Get Your Digital Kit Ready To Fix The Broken CX
In the utopian mobile consumer experience, everything is seamless and needs are anticipated. To achieve that, brands should focus on owning the process instead of the product.
In a recent investigation The Times newspaper found U.K. rail companies were overcharging millions of passengers due to the opacity of ticketing information, while British banks were recently ordered by the government to share data in order to improve the industrywide digital offering to customers.
These are two perfect, and high-profile, examples illustrating the broken customer experience found across many sectors today. Now, more than ever before, there is a need for brands to provide consumers with more transparency, dialogue, ease, and lifestyle support.
Digital—particularly mobile—is key to making this happen, and forward-thinking businesses are taking the lead in elevating the customer service experience to a new level. Either through acquisition (Volkswagen investing $300 million in taxi app GETT) or internal innovation (BBC, ITV, et al coming together to launch a subscription service), established brands are leveraging their expertise via technology to take on the digital age’s newcomers and beat them at their own game.
There is certainly a cruel irony here—the direction of travel is that the better brands become at utilising mobile to provide a frictionless customer experience, the less obvious they become to users.
From a technology perspective, the desire for awesome mobility (read awesome customer experience) means that, increasingly, we’ll need to rely on technologies such as bots and shared platforms, rather than on the stand-alone apps as in the past. But the potential shown by the likes of Google Maps, Apple Pay, and iBeacon technology means that it is all possible.
Own The Process, Not The Product
The utopian mobile customer experience is one where everything is seamless, where needs are anticipated, and the services are delivered before we’ve even thought about them. And as we march towards this promised land, ambitious brands should stop focusing on owning the product and, instead, own the process.
By using mobile to enhance customer experience, this is certainly possible, and the rewards, if you get it right, can be phenomenal—as Uber has shown.
The phrase “I’ll get an Uber” is indicative of the success of the brand in offering a peerless customer experience. The fact the car I ride in is run by a company called Uber should be utterly irrelevant to me, yet it’s their positioning of “getting an Uber,” rather than simply “getting a cab” (which happens to be an Uber), that is so important.
Transformational Shift
By leveraging the power of mobile technology, Uber has offered what feels like a transformational shift in urban transportation, yet, in reality, is not that much more sophisticated than the old-school call to the local cab office. Because it makes the process of getting a cab so seamless (and quick), the brand is judged less on the transport service it provides, and more on the experience of using that service.

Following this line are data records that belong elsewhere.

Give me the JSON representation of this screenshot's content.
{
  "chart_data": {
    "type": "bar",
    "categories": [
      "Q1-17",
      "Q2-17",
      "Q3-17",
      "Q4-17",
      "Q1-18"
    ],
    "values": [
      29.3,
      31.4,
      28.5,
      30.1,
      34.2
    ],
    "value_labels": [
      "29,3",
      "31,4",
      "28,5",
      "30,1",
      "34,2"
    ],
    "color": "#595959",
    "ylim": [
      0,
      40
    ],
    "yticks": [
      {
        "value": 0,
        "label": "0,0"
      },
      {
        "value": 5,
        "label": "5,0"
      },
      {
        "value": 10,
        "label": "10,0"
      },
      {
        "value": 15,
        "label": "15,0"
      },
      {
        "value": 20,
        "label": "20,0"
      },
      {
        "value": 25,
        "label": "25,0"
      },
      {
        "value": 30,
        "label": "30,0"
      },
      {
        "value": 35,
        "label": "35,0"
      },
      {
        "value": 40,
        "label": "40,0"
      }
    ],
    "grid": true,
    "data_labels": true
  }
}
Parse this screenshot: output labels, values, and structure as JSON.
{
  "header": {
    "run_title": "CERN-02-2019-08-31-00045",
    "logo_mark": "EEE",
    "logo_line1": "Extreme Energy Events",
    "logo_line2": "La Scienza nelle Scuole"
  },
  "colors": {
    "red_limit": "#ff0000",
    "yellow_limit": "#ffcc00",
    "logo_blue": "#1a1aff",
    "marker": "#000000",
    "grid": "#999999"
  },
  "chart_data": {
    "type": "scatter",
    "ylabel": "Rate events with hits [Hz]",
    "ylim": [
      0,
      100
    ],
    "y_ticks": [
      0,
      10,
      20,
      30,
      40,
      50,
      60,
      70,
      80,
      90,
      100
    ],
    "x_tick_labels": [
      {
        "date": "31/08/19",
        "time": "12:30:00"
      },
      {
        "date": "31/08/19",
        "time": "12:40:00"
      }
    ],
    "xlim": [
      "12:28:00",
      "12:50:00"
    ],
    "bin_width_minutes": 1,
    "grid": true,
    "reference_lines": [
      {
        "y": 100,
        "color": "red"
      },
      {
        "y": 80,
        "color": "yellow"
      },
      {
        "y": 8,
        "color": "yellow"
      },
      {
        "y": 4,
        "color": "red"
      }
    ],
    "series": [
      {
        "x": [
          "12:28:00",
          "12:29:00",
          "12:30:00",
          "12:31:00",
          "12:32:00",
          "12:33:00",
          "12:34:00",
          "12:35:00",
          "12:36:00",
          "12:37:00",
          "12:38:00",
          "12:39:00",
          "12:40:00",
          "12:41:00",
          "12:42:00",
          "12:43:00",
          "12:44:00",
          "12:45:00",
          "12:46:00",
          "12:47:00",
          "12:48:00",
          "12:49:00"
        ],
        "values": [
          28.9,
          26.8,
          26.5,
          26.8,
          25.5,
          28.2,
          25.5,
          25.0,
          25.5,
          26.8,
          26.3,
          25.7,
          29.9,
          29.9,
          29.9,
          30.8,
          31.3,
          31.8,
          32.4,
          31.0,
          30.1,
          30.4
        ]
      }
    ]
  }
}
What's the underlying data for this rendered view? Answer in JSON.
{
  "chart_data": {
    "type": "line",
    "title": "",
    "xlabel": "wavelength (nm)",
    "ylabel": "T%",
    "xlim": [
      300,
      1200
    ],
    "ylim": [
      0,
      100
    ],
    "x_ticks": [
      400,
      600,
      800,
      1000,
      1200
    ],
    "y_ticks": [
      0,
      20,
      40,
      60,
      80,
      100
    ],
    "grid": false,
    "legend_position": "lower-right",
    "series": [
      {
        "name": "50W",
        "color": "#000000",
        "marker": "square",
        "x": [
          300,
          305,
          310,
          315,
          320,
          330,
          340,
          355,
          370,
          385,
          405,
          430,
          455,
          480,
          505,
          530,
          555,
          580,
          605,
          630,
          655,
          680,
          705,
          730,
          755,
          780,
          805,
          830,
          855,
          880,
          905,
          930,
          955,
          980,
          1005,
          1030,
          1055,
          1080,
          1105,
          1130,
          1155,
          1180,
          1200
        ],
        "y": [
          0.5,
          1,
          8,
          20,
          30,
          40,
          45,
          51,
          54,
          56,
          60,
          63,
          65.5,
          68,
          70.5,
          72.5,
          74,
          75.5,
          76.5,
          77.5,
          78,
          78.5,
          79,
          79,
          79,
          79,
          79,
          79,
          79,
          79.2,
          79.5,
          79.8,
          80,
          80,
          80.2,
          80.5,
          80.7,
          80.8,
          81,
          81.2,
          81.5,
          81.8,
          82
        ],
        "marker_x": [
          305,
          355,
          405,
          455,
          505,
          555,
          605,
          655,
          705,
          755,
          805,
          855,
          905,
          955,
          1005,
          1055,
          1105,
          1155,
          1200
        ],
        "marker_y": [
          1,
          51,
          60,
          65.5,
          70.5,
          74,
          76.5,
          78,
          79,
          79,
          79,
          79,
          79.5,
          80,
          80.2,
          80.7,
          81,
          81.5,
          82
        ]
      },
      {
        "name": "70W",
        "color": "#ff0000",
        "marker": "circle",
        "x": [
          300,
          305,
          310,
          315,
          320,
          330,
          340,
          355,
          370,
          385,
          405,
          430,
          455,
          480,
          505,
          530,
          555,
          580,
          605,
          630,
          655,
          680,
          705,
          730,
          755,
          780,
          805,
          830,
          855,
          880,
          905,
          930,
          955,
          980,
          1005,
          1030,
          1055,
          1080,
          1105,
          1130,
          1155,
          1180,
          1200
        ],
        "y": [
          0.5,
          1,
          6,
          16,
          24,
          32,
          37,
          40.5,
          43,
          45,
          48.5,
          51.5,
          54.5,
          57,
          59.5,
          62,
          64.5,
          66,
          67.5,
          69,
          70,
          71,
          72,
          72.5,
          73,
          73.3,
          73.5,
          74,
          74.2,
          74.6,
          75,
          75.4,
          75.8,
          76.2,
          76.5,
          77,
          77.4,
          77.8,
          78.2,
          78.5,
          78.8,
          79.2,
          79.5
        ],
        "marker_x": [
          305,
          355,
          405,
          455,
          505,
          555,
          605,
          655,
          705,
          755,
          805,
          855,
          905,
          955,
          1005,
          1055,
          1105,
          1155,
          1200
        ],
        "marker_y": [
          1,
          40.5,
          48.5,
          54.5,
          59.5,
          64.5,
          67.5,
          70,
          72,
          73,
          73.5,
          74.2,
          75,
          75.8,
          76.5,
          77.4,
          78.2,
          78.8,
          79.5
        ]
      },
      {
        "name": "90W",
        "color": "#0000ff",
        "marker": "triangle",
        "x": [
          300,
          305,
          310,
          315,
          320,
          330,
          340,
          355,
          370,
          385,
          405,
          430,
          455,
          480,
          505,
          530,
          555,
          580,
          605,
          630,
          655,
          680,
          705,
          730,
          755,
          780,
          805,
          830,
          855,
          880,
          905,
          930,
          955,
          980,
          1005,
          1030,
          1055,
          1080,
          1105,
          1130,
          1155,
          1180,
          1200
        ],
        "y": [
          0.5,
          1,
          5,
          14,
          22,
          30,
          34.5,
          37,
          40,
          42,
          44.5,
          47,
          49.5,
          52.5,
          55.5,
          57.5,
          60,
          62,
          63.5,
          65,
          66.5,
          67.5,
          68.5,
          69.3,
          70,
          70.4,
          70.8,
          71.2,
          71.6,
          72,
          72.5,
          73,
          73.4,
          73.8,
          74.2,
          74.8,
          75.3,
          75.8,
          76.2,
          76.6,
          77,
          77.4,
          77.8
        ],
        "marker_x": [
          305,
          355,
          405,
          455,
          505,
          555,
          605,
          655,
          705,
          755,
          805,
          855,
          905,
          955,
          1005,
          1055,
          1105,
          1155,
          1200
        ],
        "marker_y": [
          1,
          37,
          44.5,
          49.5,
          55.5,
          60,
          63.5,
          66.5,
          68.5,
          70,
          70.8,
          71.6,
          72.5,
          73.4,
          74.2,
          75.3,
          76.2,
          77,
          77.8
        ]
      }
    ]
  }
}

What’s more, Uber is even tailoring its offering to local markets. For example, Copenhagen has UberBike (a car with a bike rack on the back—why not when you’re in a city where the primary mode of transport is the bike?). That people are so comfortable using that service is one of the reasons why I fully expect to be Ubering lunch at least once a week from now on thanks to the launch of UberEATS.
The fact that consumer expectations in the digital age mean everyone is competing on a level playing field should be seen by all brands as an opportunity to take the lead in offering the ultimate in customer experience.
Brand Visibility Versus Customer Utility
Smart CMOs will be meeting with their digital, product, and marketing teams to assess where their mobile offering sits, both on its own and within the market as a whole, and looking for opportunities to better integrate it with emerging technologies and platforms. And when doing so, when the decision point of brand visibility vs customer utility comes up, they will go for utility every time.
Do you need that fancy animated brand logo? Not if it means the user has to scroll down further in order to complete an execution. Do you release a new version of the app that spent 10 weeks in the iTunes top 20 in 2014? Not if a simple chatbot integrated with Facebook or Twitter can do the job better.
Taking it back to Uber, why are some minicab firms now investing in installing credit card terminals in cars when customer expectation is now that you get in and out of the car without worrying about payment or a receipt?
The next generation of Hoovers, JCBs, Sellotapes, and Ubers will be the ones that leverage the potential of technologies such as mobile to make our lives better—but with the minimum of fuss. Turning a brand name into a verb through the medium of perfect customer experience is a rare but precious feat. If you don’t believe me … just Google it.